Only needs lxml (pymongo only if you use mongodb)
SQLite cache build time: about 2 minutes (instead of more than one day)
SQLite cache size: about 120 mb
Mongodb cache build time: about 3 minutes (will probably be less in the future, as it’s not optimized)
Mongodb cache size: about 300 mb (instead of 2 Gb berkley db previous solution)
Fast queries on both solutions

Just try it !

If you need to use gutenberg meta information and get filtered texts for your project, fast, reliable, without overloading gutenberg servers: try GutenbergPy.

Check the usage by reading the Github page

Install the pypi package:

        pip install gutenbergpy

Or if you are feeling adventurous you can install from source:

        git clone https://github.com/raduangelescu/gutenbergpy
        python setup.py install

Why did you do it?

I decided to continue improving artisticmachine42 quote capabilities. As I said in a [previous article]https://raduangelescu.com/post/artisticmachine42/, Started doing a simple reverse index for fast text searching -> wrote a library to help me scavenge for big-data from the gutenberg site.

Writing something like a reverse index, implies testing it on big data (in my case a lot of books). My go-to data source for my quote extraction was Gutenberg (great initiative, I am a big fan).

List of linked facts that made me do it :)

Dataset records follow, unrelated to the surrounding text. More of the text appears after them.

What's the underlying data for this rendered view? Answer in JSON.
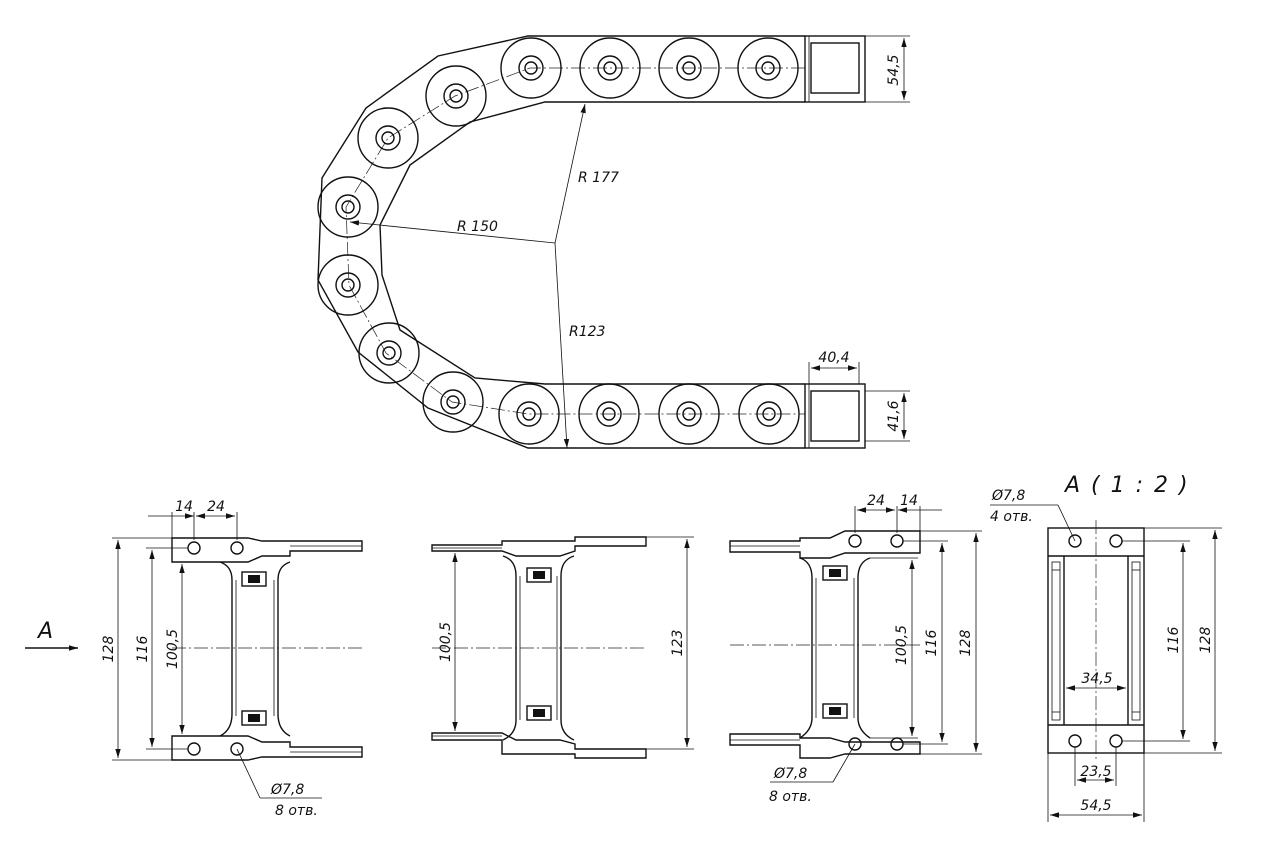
{
  "chain_view": {
    "dim_width_top": "54,5",
    "dim_radius_outer": "R 177",
    "dim_radius_mid": "R 150",
    "dim_radius_inner": "R123",
    "dim_bracket_length": "40,4",
    "dim_height_bottom": "41,6"
  },
  "left_view": {
    "view_arrow_label": "A",
    "dim_offset_1": "14",
    "dim_offset_2": "24",
    "dim_overall": "128",
    "dim_holes": "116",
    "dim_inner": "100,5",
    "hole_note_diameter": "Ø7,8",
    "hole_note_count": "8 отв."
  },
  "middle_view": {
    "dim_inner": "100,5",
    "dim_outer": "123"
  },
  "right_view": {
    "dim_offset_1": "24",
    "dim_offset_2": "14",
    "dim_inner": "100,5",
    "dim_holes": "116",
    "dim_overall": "128",
    "hole_note_diameter": "Ø7,8",
    "hole_note_count": "8 отв."
  },
  "section_a": {
    "title": "A ( 1 : 2 )",
    "hole_note_diameter": "Ø7,8",
    "hole_note_count": "4 отв.",
    "dim_inner_width": "34,5",
    "dim_hole_spacing": "23,5",
    "dim_total_width": "54,5",
    "dim_holes": "116",
    "dim_overall": "128"
  }
}
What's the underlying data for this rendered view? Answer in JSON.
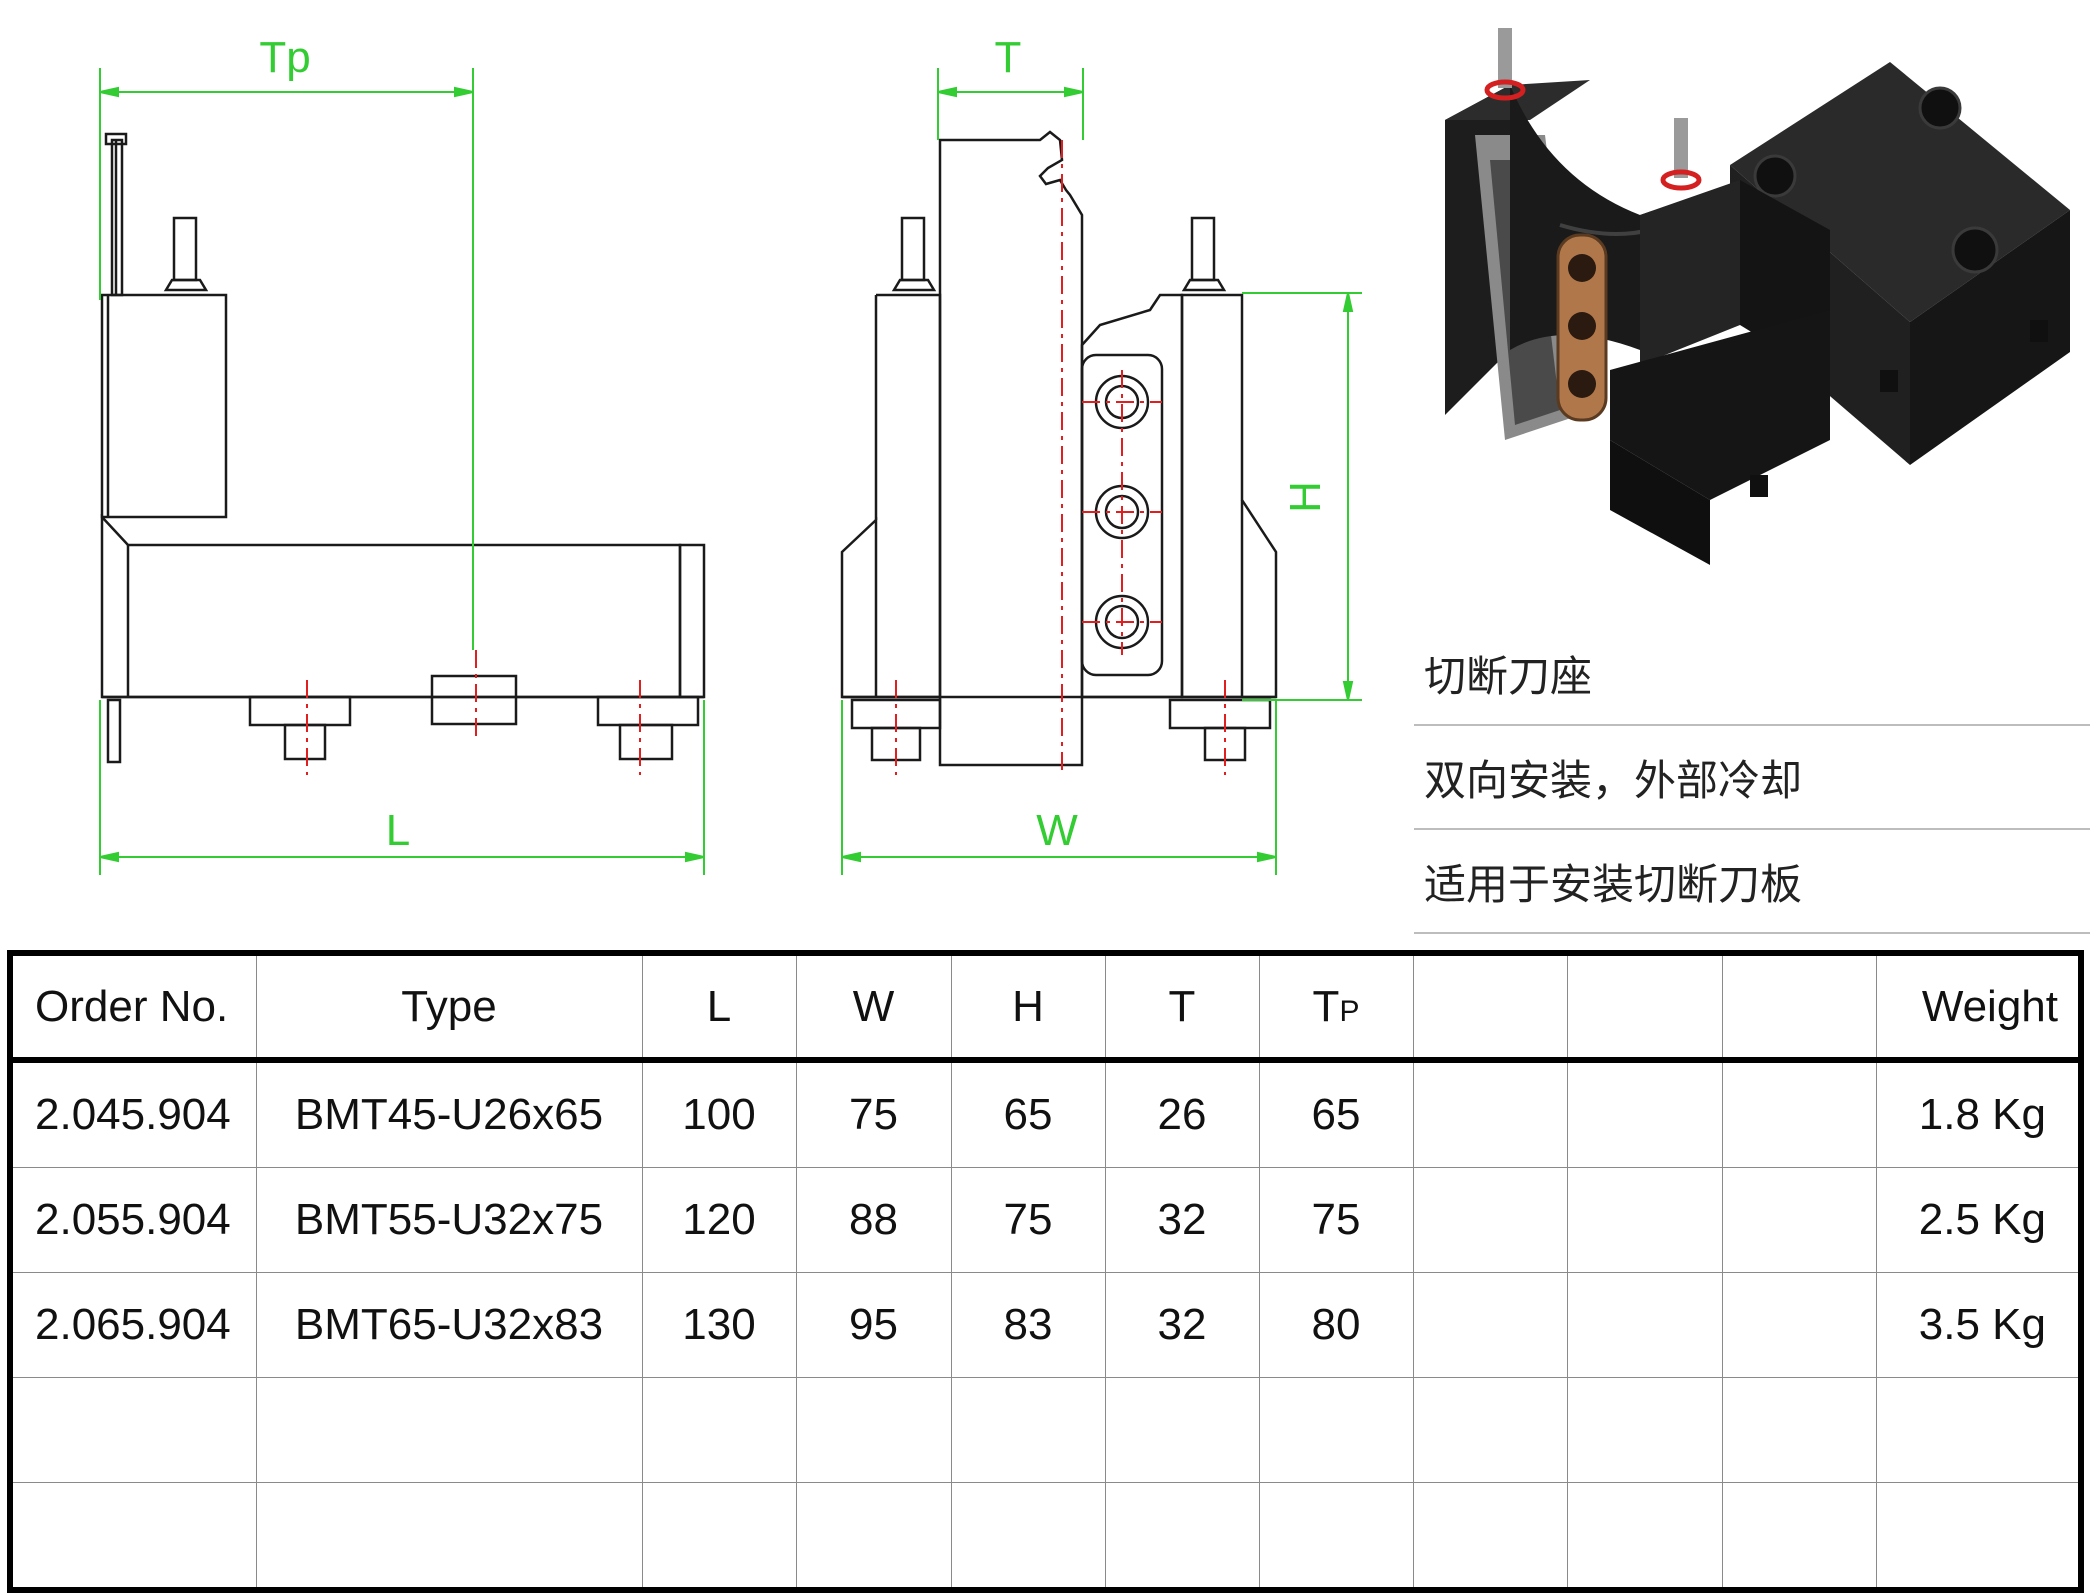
{
  "drawing": {
    "label_tp": "Tp",
    "label_t": "T",
    "label_h": "H",
    "label_l": "L",
    "label_w": "W"
  },
  "description": {
    "line1": "切断刀座",
    "line2": "双向安装，外部冷却",
    "line3": "适用于安装切断刀板"
  },
  "table": {
    "headers": {
      "order": "Order No.",
      "type": "Type",
      "l": "L",
      "w": "W",
      "h": "H",
      "t": "T",
      "tp_main": "T",
      "tp_sub": "P",
      "blank1": "",
      "blank2": "",
      "blank3": "",
      "weight": "Weight"
    },
    "rows": [
      {
        "order": "2.045.904",
        "type": "BMT45-U26x65",
        "l": "100",
        "w": "75",
        "h": "65",
        "t": "26",
        "tp": "65",
        "weight": "1.8 Kg"
      },
      {
        "order": "2.055.904",
        "type": "BMT55-U32x75",
        "l": "120",
        "w": "88",
        "h": "75",
        "t": "32",
        "tp": "75",
        "weight": "2.5 Kg"
      },
      {
        "order": "2.065.904",
        "type": "BMT65-U32x83",
        "l": "130",
        "w": "95",
        "h": "83",
        "t": "32",
        "tp": "80",
        "weight": "3.5 Kg"
      },
      {
        "order": "",
        "type": "",
        "l": "",
        "w": "",
        "h": "",
        "t": "",
        "tp": "",
        "weight": ""
      },
      {
        "order": "",
        "type": "",
        "l": "",
        "w": "",
        "h": "",
        "t": "",
        "tp": "",
        "weight": ""
      }
    ]
  },
  "colors": {
    "dimension_line": "#33cc33",
    "center_line": "#e02020",
    "outline": "#1a1a1a",
    "body_dark": "#1c1c1c",
    "insert_copper": "#b0784a",
    "ring_red": "#d42020"
  }
}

Searched the web for a good Python library for Gutenberg and found: this
Tried using the sqlite interface (great sqlite fan here :) ) after about 1 day + 1 night of running -> it still didn’t populate the cache.
Thought the sqlite cache feature was added later so it must be still in development -> used the bsd db cache -> took around 5 hours to populate (on a really good pc with a really good internet connection) and 2 GB of hdd space
I then proceeded to query all the books that are from a certain category with a certain language -> it failed.
Reported bug to developer
Read “the maintainer wanted to no longer maintain the project” -> thought it will never get fixed unless I do something about it
Downloaded the repository and started debugging -> saw nasty stuff, the cache base needed to be rewritten (in my opinion)
I decided to write my own and publish for everyone to use -> help the open source community
Wrote it -> published.
Published GutenbergPy -> maintainer of old library said he fixed the query bug :) (didn’t test it yet)

What about the other promised articles?

I had some crunch time at work so I didn’t have the time to write the other (bigger) articles on my site, but rest easy:

The gabor feature generation code is ready (writing a CUDA port). I didn’t forget, the article is coming soon :) .
The reverse index code is also ready so an article about that will also be coming soon. :)